Wirtschaftlich hui, aber bei grünem Strom pfui. Bayern und Baden-Württemberg liegen bei der Windkraft in der Rangfolge der Bundesländer auf den hinteren Plätzen. Im Ländle wurden im vergangenen Jahr neun neue Windräder aufgestellt, im benachbarten Freistaat 14. Weniger kamen nur im Saarland (3) und in den Stadtstaaten Berlin, Hamburg und Bremen dazu (jeweils 0).
"Im Süden bestehen nach wie vor erhebliche Probleme", bemängelte der Präsident des Bundesverbands Windenergie, Hermann Albers, am Mittwoch. Bayern und Baden-Württemberg haben nicht nur eine vergleichbar große Fläche, sondern wegen der starken Industrie auch einen großen Stromverbrauch. Nicht viel besser sieht es in Hessen aus, wo ebenfalls nur 14 Windräder gebaut wurden. Zum Vergleich: Im Spitzenland Schleswig-Holstein kamen 132 neu hinzu.
Windräder in Bayern: "Es hat ein Stück weit an politischem Willen gefehlt"
In Bayern ist damit von der Windwende, die Ministerpräsident Markus Söder Mitte vergangenen Jahres ausgerufen hat, noch nicht viel zu spüren. 1.000 Windräder hatte der CSU-Chef versprochen.
Bei seinem grünen Nachbarn Winfried Kretschmann, der seit über zehn Jahren an der Macht ist, sieht es nicht besser aus. Unter dem Strich liefern in Bayern rund 1150 Windräder grünen Strom und damit beinahe 370 mehr als im Südwesten. Für eine grüne Landesregierung sei es womöglich schwieriger als für eine konservative, den Ausbau der Windkraft mit dem Schutz von Vögeln und Fledermäusen in Einklang zu bringen, meinte Albers. "Es hat ein Stück weit an politischem Willen gefehlt", kritisierte er den grünen Landesvater.
Der Windpräsident ließ dennoch keinen Zweifel daran, dass es für den Schutz des Klimas viel zu langsam geht. "Besonders der Süden muss endlich liefern und darf sich nicht länger aus der Verantwortung stehlen", verlangte er. Die beiden Bundesländer müssten wesentlich mehr Flächen für Windräder ausweisen und die Genehmigungsfristen deutlich verkürzen. Was für Baden-Württemberg und Bayern im Speziellen gilt, hat für ganz Deutschland Bedeutung.
Der Ausbau der Windräder an Land als Lastesel der Energiewende geht zu langsam voran. Insgesamt wurden im abgelaufenen Jahr in der gesamten Republik 551 Windräder mit einer Leistung von 2,4 Gigawatt errichtet. Das entspricht nominell der Leistung von anderthalb Kernkraftwerken. Die Gleichung ist aber theoretisch, denn über den groben Daumen gepeilt liefern AKWs elf Monate im Jahr Strom, ein Windrad dreht sich zusammengenommen drei Monate. Benötigt werden also in der Realität deutlich mehr davon als auf dem Papier, um einen Meiler zu ersetzen.
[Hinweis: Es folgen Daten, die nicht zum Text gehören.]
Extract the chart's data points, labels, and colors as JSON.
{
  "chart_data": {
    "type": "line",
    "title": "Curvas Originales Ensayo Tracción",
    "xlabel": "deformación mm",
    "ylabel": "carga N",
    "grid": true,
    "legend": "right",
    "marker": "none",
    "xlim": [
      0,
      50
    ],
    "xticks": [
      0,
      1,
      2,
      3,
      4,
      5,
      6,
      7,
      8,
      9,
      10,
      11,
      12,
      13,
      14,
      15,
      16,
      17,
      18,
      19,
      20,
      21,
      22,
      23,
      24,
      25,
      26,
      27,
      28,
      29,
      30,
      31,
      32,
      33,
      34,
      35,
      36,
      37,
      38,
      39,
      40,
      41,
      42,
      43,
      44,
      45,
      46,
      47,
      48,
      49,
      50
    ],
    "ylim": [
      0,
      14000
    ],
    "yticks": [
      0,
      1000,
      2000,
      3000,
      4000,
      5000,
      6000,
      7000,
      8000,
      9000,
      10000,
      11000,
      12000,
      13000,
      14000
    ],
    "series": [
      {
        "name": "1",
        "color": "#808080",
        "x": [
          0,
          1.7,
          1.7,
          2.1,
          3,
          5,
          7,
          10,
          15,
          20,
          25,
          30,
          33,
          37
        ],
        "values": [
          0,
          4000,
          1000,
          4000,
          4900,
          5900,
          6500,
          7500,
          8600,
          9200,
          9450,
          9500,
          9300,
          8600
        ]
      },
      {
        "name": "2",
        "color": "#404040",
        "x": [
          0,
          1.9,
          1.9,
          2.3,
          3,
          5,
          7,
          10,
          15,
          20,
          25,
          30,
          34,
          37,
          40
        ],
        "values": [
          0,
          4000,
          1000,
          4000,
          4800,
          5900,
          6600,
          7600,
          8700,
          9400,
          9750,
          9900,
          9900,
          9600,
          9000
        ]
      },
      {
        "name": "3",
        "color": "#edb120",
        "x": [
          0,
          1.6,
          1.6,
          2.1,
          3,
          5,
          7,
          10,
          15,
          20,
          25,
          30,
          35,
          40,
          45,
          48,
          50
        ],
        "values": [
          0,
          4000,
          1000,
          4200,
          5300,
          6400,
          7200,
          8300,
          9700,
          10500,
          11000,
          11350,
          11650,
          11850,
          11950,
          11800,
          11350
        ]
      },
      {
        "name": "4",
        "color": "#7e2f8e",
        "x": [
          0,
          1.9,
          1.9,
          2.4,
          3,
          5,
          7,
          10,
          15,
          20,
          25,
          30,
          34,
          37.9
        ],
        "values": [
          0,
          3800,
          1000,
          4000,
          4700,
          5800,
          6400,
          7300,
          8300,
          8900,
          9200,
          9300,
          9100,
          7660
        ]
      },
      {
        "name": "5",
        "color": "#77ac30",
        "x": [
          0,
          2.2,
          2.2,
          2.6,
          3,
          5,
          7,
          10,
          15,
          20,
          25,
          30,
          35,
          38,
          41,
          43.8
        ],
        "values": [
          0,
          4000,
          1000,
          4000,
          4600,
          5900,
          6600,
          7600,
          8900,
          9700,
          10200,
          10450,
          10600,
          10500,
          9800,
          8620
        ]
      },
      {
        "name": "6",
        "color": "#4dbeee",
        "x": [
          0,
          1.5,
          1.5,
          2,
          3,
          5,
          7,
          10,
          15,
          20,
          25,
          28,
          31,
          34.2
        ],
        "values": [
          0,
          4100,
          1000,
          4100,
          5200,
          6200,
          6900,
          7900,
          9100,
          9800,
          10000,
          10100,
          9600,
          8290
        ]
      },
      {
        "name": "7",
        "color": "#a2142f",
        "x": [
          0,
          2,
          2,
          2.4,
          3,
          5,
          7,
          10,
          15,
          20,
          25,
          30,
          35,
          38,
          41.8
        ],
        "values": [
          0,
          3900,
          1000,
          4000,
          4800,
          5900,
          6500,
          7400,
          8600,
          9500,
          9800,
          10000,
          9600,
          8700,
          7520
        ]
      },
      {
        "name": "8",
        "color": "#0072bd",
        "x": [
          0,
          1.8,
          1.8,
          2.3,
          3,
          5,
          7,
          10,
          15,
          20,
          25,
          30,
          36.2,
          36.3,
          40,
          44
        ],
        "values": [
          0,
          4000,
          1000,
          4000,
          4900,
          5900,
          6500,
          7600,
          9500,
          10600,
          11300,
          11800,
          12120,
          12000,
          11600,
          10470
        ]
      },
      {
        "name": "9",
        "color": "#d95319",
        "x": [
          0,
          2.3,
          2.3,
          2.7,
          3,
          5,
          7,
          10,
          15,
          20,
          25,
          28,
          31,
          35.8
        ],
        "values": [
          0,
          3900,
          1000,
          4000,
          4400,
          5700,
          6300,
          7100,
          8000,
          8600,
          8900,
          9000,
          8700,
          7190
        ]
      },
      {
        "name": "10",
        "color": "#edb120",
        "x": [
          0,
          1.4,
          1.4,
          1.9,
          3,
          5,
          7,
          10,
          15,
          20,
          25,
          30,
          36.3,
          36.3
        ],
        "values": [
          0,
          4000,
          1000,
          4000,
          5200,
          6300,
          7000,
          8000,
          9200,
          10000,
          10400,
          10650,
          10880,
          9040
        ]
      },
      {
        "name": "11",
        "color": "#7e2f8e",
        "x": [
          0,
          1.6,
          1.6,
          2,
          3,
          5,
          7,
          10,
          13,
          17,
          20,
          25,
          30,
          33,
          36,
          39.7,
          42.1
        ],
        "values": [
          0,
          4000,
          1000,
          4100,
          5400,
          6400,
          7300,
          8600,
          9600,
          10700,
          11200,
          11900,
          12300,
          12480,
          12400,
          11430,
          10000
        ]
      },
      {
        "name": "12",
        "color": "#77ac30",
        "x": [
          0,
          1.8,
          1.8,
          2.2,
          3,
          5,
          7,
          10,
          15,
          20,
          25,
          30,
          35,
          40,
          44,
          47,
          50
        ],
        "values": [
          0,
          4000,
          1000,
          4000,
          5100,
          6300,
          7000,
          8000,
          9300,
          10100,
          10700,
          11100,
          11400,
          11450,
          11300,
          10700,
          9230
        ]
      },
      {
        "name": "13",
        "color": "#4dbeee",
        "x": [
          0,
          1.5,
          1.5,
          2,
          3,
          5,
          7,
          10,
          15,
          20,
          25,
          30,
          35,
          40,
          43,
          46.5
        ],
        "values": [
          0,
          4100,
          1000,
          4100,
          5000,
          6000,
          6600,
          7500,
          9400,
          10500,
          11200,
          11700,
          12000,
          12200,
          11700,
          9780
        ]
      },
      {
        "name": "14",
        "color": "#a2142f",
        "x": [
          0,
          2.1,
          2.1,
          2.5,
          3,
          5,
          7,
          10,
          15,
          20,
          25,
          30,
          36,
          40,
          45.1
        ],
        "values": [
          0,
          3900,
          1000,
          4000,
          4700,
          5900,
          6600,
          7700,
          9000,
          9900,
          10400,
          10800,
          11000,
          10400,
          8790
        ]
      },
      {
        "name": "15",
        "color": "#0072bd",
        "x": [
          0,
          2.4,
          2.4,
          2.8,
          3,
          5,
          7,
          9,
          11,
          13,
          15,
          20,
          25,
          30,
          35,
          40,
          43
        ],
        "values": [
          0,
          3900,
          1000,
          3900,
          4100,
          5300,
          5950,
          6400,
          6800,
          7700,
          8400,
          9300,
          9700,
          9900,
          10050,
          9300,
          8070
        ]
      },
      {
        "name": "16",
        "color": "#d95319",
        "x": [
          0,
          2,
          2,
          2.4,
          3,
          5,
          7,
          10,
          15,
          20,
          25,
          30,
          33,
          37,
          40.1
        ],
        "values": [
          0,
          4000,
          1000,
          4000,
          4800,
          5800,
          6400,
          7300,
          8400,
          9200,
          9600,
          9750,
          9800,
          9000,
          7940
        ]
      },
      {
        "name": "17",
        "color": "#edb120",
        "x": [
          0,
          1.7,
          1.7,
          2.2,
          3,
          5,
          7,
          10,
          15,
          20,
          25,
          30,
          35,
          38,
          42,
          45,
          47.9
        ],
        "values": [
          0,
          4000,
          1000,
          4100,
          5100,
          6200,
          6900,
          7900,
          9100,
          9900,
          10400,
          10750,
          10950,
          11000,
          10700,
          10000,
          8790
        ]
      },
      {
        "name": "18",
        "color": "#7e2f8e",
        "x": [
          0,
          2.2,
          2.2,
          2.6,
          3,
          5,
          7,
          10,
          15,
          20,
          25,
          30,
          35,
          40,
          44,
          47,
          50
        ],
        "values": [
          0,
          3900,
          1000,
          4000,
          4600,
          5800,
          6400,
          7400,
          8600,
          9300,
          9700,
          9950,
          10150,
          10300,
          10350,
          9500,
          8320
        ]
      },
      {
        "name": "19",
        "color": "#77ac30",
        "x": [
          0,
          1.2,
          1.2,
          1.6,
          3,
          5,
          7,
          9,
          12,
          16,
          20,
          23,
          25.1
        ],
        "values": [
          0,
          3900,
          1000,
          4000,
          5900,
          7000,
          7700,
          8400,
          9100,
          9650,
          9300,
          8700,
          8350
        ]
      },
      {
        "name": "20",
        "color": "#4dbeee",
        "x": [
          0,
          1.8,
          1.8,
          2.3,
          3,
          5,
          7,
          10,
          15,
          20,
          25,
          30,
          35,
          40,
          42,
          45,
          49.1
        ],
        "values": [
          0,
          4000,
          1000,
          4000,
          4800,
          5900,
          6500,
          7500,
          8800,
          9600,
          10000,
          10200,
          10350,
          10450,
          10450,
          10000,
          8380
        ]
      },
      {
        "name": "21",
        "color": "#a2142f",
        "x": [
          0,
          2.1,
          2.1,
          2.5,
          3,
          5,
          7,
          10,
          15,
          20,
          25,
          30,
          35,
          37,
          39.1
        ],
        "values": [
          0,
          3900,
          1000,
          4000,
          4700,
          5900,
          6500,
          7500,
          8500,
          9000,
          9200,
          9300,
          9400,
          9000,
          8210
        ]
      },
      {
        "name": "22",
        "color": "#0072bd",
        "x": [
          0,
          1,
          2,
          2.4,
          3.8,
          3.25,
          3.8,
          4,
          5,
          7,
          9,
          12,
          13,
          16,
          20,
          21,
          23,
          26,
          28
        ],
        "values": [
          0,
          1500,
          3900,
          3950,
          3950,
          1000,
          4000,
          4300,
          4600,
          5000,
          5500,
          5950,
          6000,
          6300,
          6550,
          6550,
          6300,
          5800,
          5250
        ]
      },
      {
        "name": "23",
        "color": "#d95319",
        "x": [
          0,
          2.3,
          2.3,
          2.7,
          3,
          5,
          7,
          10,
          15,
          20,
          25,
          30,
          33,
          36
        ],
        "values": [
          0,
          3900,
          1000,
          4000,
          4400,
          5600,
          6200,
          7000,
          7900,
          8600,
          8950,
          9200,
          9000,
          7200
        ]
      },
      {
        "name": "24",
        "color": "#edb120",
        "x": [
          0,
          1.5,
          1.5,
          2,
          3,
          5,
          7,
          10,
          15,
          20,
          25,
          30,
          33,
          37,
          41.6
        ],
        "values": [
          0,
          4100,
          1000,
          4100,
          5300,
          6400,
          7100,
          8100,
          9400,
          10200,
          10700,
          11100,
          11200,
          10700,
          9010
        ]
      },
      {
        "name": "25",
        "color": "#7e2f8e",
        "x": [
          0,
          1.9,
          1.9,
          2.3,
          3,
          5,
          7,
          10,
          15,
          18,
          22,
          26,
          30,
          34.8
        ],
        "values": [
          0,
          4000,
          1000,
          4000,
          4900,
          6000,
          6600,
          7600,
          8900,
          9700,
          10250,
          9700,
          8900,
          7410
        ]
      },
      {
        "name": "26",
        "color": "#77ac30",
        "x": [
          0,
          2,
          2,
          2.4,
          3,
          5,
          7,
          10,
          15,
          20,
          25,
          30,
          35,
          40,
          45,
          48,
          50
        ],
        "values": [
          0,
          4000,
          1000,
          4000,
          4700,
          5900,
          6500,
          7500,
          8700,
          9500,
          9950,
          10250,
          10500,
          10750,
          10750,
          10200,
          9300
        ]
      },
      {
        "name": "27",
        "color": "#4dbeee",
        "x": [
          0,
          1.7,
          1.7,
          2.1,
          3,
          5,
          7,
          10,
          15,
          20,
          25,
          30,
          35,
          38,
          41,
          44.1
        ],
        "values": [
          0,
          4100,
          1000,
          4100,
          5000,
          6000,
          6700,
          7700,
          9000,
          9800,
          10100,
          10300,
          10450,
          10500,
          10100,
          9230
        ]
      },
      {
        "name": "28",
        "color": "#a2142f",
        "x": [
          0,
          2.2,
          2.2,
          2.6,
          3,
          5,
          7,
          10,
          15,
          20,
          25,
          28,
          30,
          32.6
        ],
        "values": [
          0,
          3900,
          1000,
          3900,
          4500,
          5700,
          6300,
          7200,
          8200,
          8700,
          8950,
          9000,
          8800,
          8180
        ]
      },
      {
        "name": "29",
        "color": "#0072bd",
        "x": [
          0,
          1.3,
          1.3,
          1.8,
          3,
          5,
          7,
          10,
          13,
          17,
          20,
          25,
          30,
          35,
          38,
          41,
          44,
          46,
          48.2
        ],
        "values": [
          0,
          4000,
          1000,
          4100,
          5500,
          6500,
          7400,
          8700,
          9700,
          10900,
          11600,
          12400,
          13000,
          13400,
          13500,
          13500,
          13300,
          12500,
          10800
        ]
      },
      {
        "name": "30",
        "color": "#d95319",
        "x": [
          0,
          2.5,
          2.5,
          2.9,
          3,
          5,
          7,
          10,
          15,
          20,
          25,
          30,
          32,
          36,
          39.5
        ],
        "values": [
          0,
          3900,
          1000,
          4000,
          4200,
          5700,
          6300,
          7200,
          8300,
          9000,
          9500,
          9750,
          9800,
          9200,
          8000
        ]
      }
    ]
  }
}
Um Pläne einzuhalten müsste Windkraft viermal so schnell ausgebaut werden
Mit 551 Windrädern hat der Neubau zwar um 25 Prozent zugelegt, verfehlt aber dennoch erheblich das nötige Volumen. Erforderlich wäre das vierfache Tempo. Die Leistung von Bundeswirtschaftsminister Robert Habeck von den Grünen wird deshalb in der Windbranche gemischt bewertet. "Die verabschiedeten Maßnahmen zeigen Wirkung", lobte Albers. Dennoch gibt es aus seiner Sicht eine große Schwäche der habeckschen Gesetzgebung.
Die Länder haben bis 2032 Zeit, jeweils zwei Prozent ihrer Fläche für Windräder auszuweisen. "Weder die Branche noch der Klimaschutz noch die Ampel-Koalition haben diese Zeit", meinte der 62-Jährige. Wegen der Verzögerungen hält er es für ausgeschlossen, dass Deutschland im angebrochenen Jahr die von der Bundesregierung festgelegte Marke von 4,5 GW zusätzlicher Windkraftleistung schafft. Es müssten beinahe doppelt so viele Windräder aufgestellt werden wie vergangenes Jahr. Der Windverband rechnet damit, dass höchstens 3,2 GW geschafft werden.
Mittlerweile wird jede fünfte Kilowattstunde Strom hierzulande von einer Windturbine an Land erzeugt. Alle erneuerbaren Energien zusammen decken knapp die Hälfte des Stromverbrauchs. Im Jahr 2030 werden es nach dem Plan der Ampel-Koalition schon 80 Prozent sein, weshalb überall Windparks und Solaranlagen gebaut werden sollen.